Herói tupiniquim e a opinião pública volúvel

Mateus Coutinho

07 Janeiro 2014 | 18h32

por Milton Fernando Talzi, advogado criminalista

Concordo plenamente com o nosso mais novo “herói tupiniquim” – Eminente Ministro Joaquim Barbosa – quando ele, em um ato simbólico extremamente forte e contundente, “rasgou” a nossa Constituição Federal.

Concordo sim, porém, não pelos mesmos motivos.

Ora, ao assim fazer, Sua Excelência, certamente, quis deixar patente a sua indignação com os últimos acontecimentos envolvendo os políticos do caso “mensalão”, mormente em razão do recebimento dos “Embargos Infringentes” interpostos por vários daqueles condenados.

Bem, ouso afirmar que, não obstante o clamor público, que tanto impressiona os nossos “paladinos da justiça” de plantão – esta foi uma das decisões mais acertadas, do ponto de vista constitucional, que foram prolatadas nos últimos tempos pelos Ministros do Supremo Tribunal Federal.

E isso graças ao decano Celso de Melo, este sim um Ministro destemido e com verdadeira sensibilidade jurídica.

Mas não falarei sobre isso desta vez.

Falarei sobre algo, a meu sentir, muito mais importante.

Falarei sobre o despeito à Constituição demonstrado pelo próprio Poder Judiciário.

Afinal, em uma coisa o Ministro Joaquim Barbosa tem toda razão: Não há dúvida de que os nossos Juízes de primeira instância, muitos deles recém-saídos das universidades, e até mesmo desembargadores e ministros, estes com vasta experiência, estão sim literalmente “rasgando” a nossa Lei Maior.

Mas não pelos motivos expostos por sua Excelência, mas sim quando deixam de aplicar os mais elementares princípios constitucionais aos casos que ainda pendem de julgamento.

Tais como os princípios da “presunção de não culpabilidade”, da “ampla defesa”, do “devido processo legal” etc.
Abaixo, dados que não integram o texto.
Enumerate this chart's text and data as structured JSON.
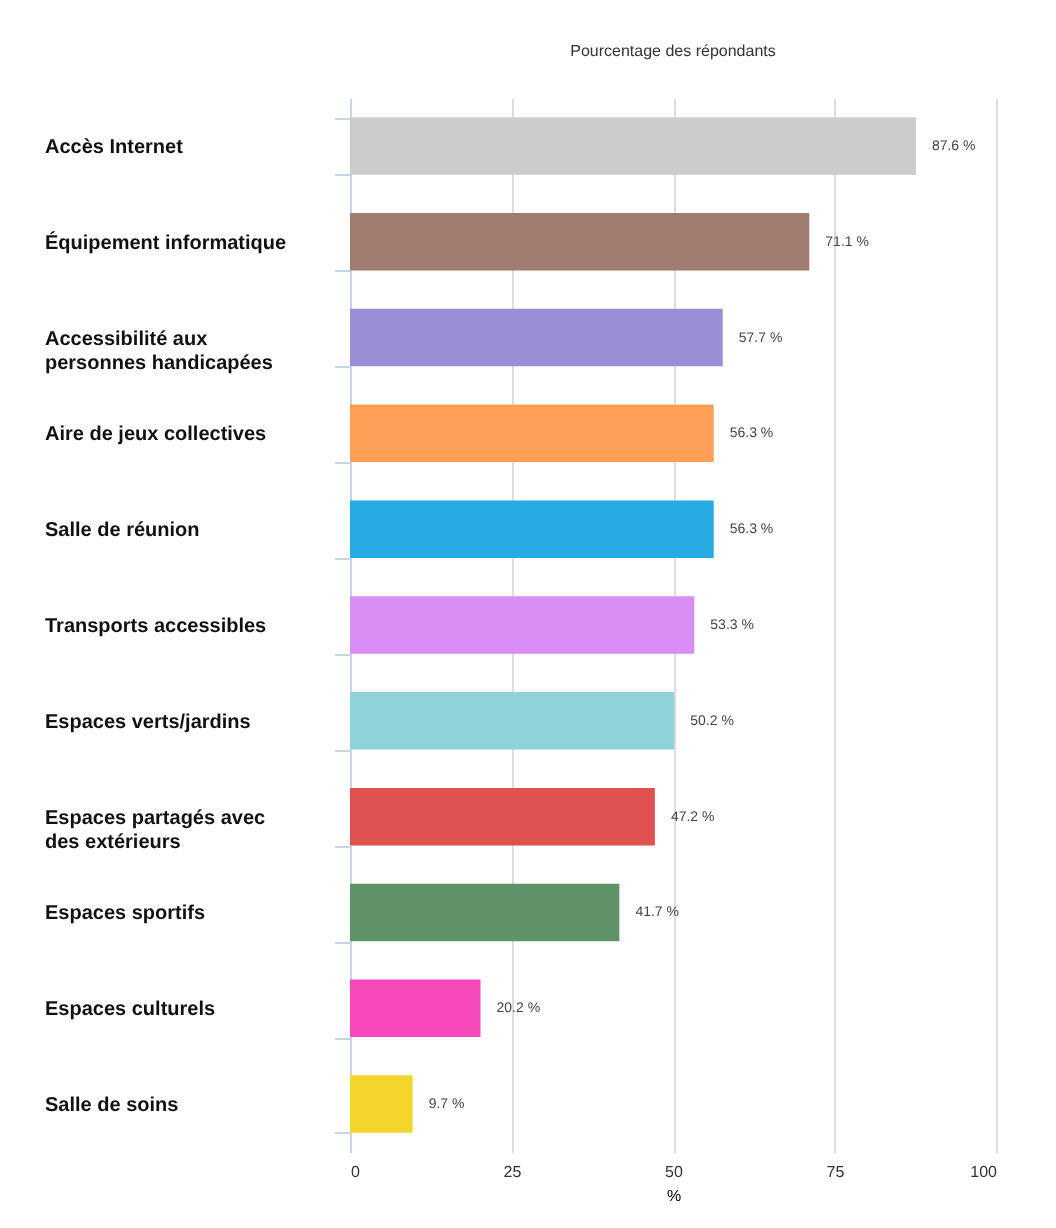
{
  "chart_data": {
    "type": "bar",
    "orientation": "horizontal",
    "subtitle": "Pourcentage des répondants",
    "xlabel": "%",
    "categories": [
      "Accès Internet",
      "Équipement informatique",
      "Accessibilité aux personnes handicapées",
      "Aire de jeux collectives",
      "Salle de réunion",
      "Transports accessibles",
      "Espaces verts/jardins",
      "Espaces partagés avec des extérieurs",
      "Espaces sportifs",
      "Espaces culturels",
      "Salle de soins"
    ],
    "values": [
      87.6,
      71.1,
      57.7,
      56.3,
      56.3,
      53.3,
      50.2,
      47.2,
      41.7,
      20.2,
      9.7
    ],
    "value_labels": [
      "87.6 %",
      "71.1 %",
      "57.7 %",
      "56.3 %",
      "56.3 %",
      "53.3 %",
      "50.2 %",
      "47.2 %",
      "41.7 %",
      "20.2 %",
      "9.7 %"
    ],
    "colors": [
      "#cccccc",
      "#a07d6e",
      "#9a8fd4",
      "#ff9f55",
      "#27a9e1",
      "#d98ef5",
      "#8fd3d8",
      "#e05252",
      "#5e9467",
      "#f748b9",
      "#f4d52c"
    ],
    "xlim": [
      0,
      100
    ],
    "xticks": [
      0,
      25,
      50,
      75,
      100
    ],
    "grid": "x",
    "legend": false
  }
}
“Princípios” que se traduzem em direitos “tirados a fórceps” ao longo da história, a custa de muito suor, lágrimas e sangue dos verdadeiros heróis brasileiros.

Hoje se prende sem qualquer critério lógico-jurídico.
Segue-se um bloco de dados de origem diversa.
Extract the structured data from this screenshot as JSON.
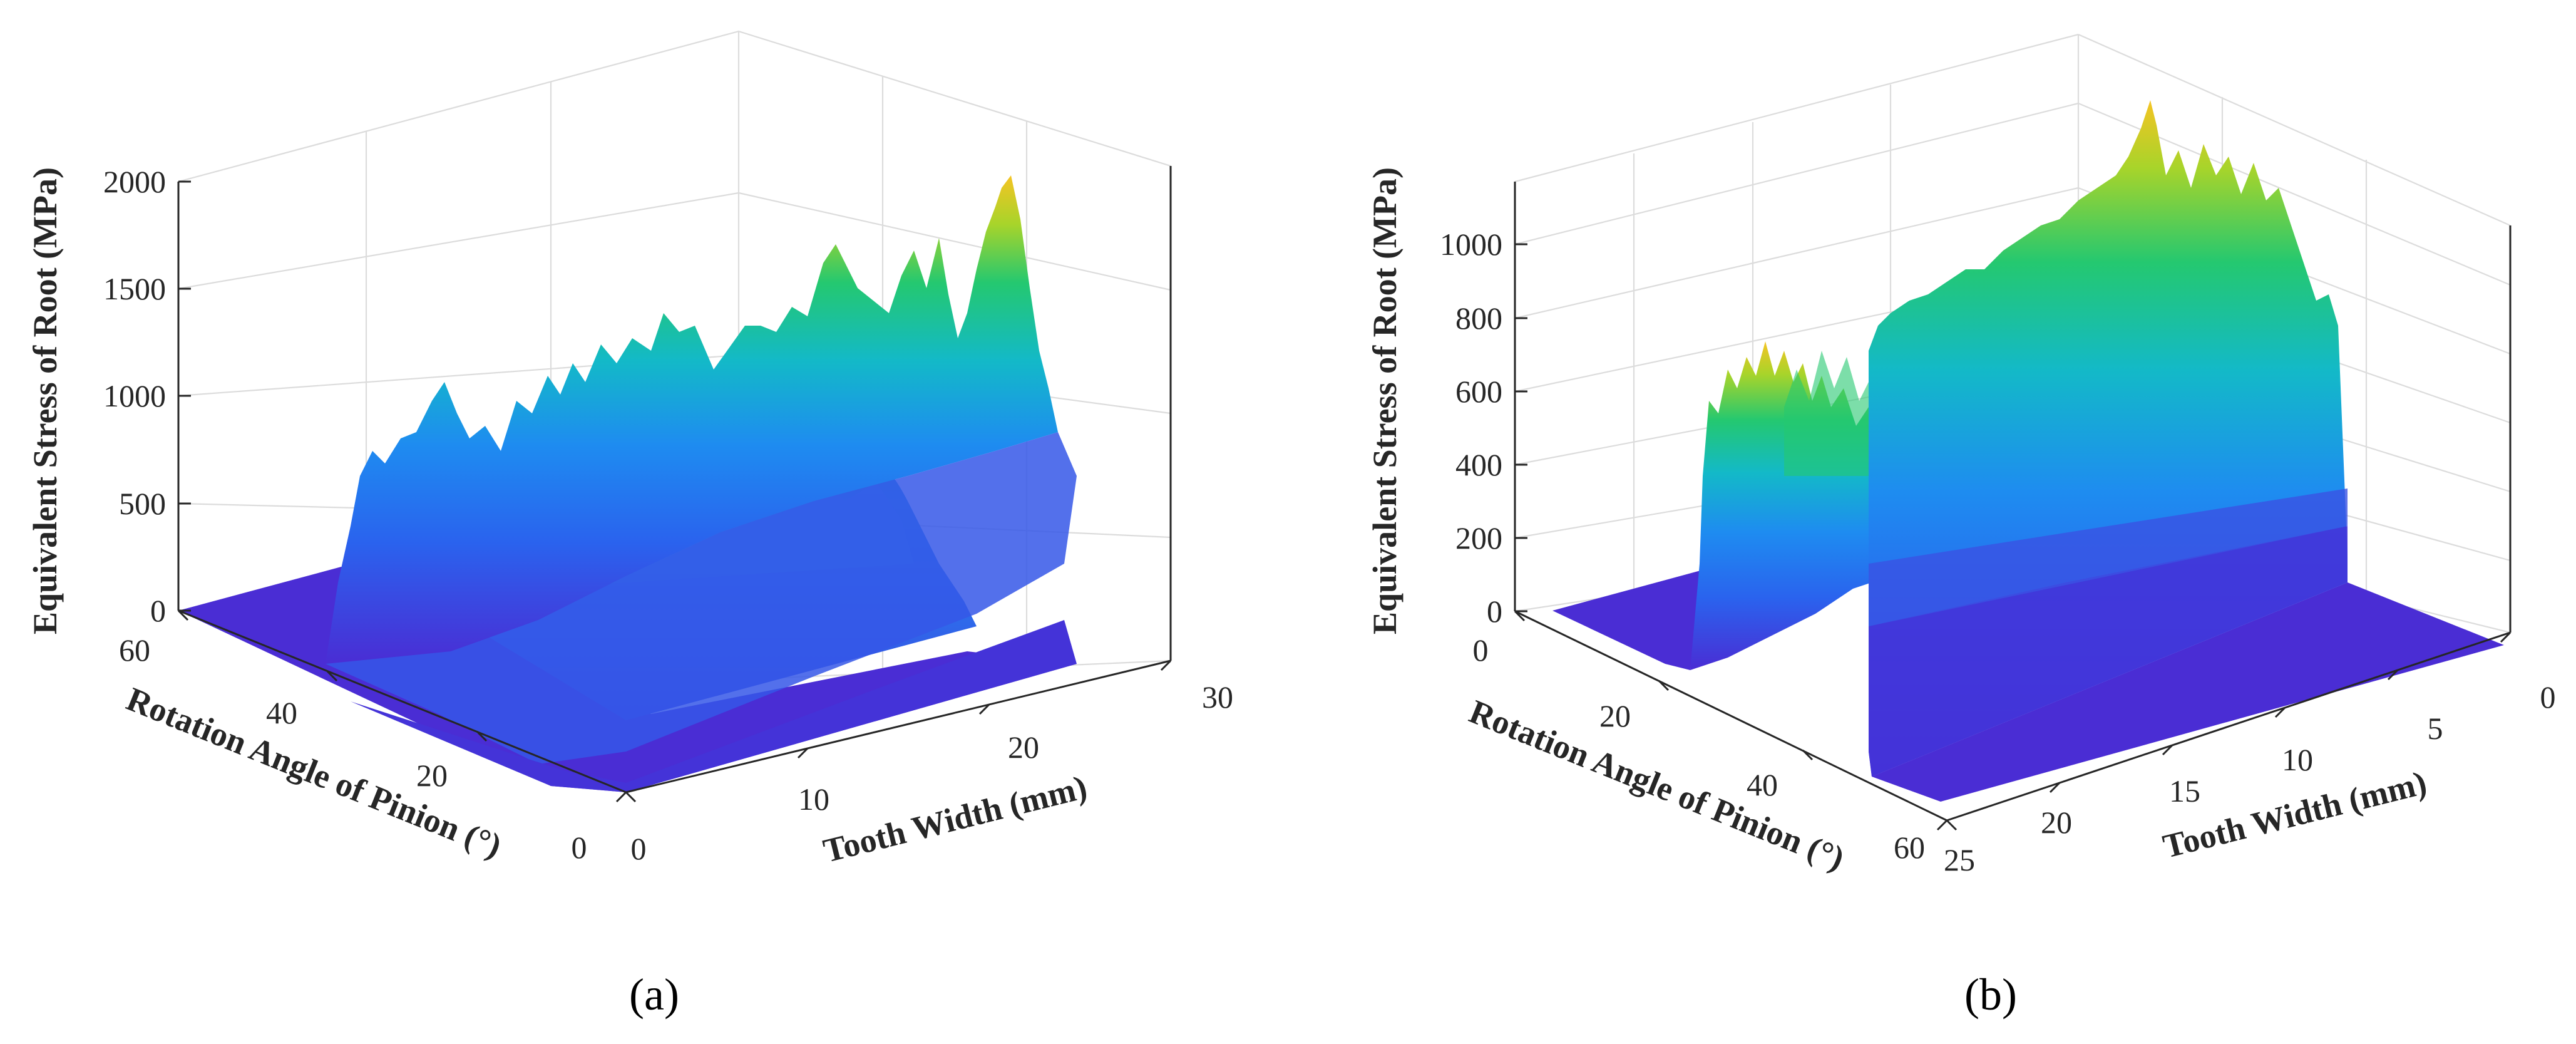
{
  "colors": {
    "low": "#4a2dd4",
    "mid_blue": "#1e8cf0",
    "cyan": "#13b9c8",
    "green": "#24c870",
    "yellow_green": "#a8d42a",
    "yellow": "#f5c423",
    "peak": "#fcd92a",
    "axis": "#262626",
    "grid": "#dcdcdc"
  },
  "chart_data": [
    {
      "type": "surface3d",
      "panel_label": "(a)",
      "zlabel": "Equivalent Stress of Root (MPa)",
      "ylabel": "Rotation Angle of Pinion (°)",
      "xlabel": "Tooth Width (mm)",
      "zlim": [
        0,
        2000
      ],
      "ylim": [
        0,
        60
      ],
      "xlim": [
        0,
        30
      ],
      "z_ticks": [
        "0",
        "500",
        "1000",
        "1500",
        "2000"
      ],
      "y_ticks": [
        "60",
        "40",
        "20",
        "0"
      ],
      "x_ticks": [
        "0",
        "10",
        "20",
        "30"
      ],
      "surface": {
        "active_angle_range_deg": [
          25,
          55
        ],
        "tooth_width_range_mm": [
          0,
          28
        ],
        "front_ridge_stress_mpa": [
          900,
          1100,
          1080,
          1300,
          1200,
          1350,
          1500,
          1400,
          1600,
          1450,
          1700,
          1600,
          1900
        ],
        "peak_stress_mpa": 1950,
        "back_plateau_stress_mpa": 700
      }
    },
    {
      "type": "surface3d",
      "panel_label": "(b)",
      "zlabel": "Equivalent Stress of Root (MPa)",
      "ylabel": "Rotation Angle of Pinion (°)",
      "xlabel": "Tooth Width (mm)",
      "zlim": [
        0,
        1200
      ],
      "ylim": [
        0,
        60
      ],
      "xlim": [
        0,
        25
      ],
      "z_ticks": [
        "0",
        "200",
        "400",
        "600",
        "800",
        "1000"
      ],
      "y_ticks": [
        "0",
        "20",
        "40",
        "60"
      ],
      "x_ticks": [
        "25",
        "20",
        "15",
        "10",
        "5",
        "0"
      ],
      "surface": {
        "active_angle_range_deg": [
          22,
          58
        ],
        "tooth_width_range_mm": [
          0,
          25
        ],
        "left_block_stress_mpa": [
          620,
          700,
          680,
          650,
          720,
          600
        ],
        "main_block_stress_mpa": [
          850,
          900,
          880,
          950,
          920,
          1000,
          980,
          1050,
          1100,
          1080,
          1150,
          1120,
          1050
        ],
        "peak_stress_mpa": 1150
      }
    }
  ]
}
Prendem-se em razão da mera “gravidade” do crime.

Mas eu pergunto:

Como isso é possível, se o acusado ainda não foi condenado?

O que acontecerá depois, se este mero acusado for absolvido ao final do processo?

Depois de passar vários meses em um convívio promíscuo com verdadeiros criminosos.

Com “bandidos” inescrupulosos.

Ora, em tal ambiente viciado, sabe-se lá o que poderá acontecer com este mero acusado.

O que se sabe – e isso com toda certeza – é que nada de bom poderá advir de tal convívio degradante.

E a desculpa é sempre a mesma: “É necessário proteger a sociedade”.

Mas o que tais juízes esquecem com desconcertante frequência, é que até mesmo os acusados da prática de crimes também integram a mesma sociedade que se pretende proteger, ao menos até que sobrevenha o trânsito em julgado de uma eventual sentença condenatória.

Eu já perdi a conta de quantos inocentes permaneceram presos “preventivamente” durante meses, e até anos, para depois, serem absolvidos e finalmente libertados sem nem ao menos um pedido de desculpas.

E o que dizer a este inocente que foi absolvido?

Você tem que entender que o prendemos em razão da opinião pública?

Ora, isso não é desculpa.

Até porque, a “opinião pública” é volúvel.

Hoje venera qualquer o juiz que despreza tais princípios, mas amanhã quem sabe.

A verdade é que só fazemos conta das verdadeiras injustiças que sistematicamente ocorrem em nome da própria justiça, quando estas se viram contra nós mesmos, ou contra alguém a quem amamos.

Está havendo um claro retrocesso.

Voltamos ao tempo da aplicação da “pena” como mero castigo.

E pior, ao tempo da antecipação da “pena”.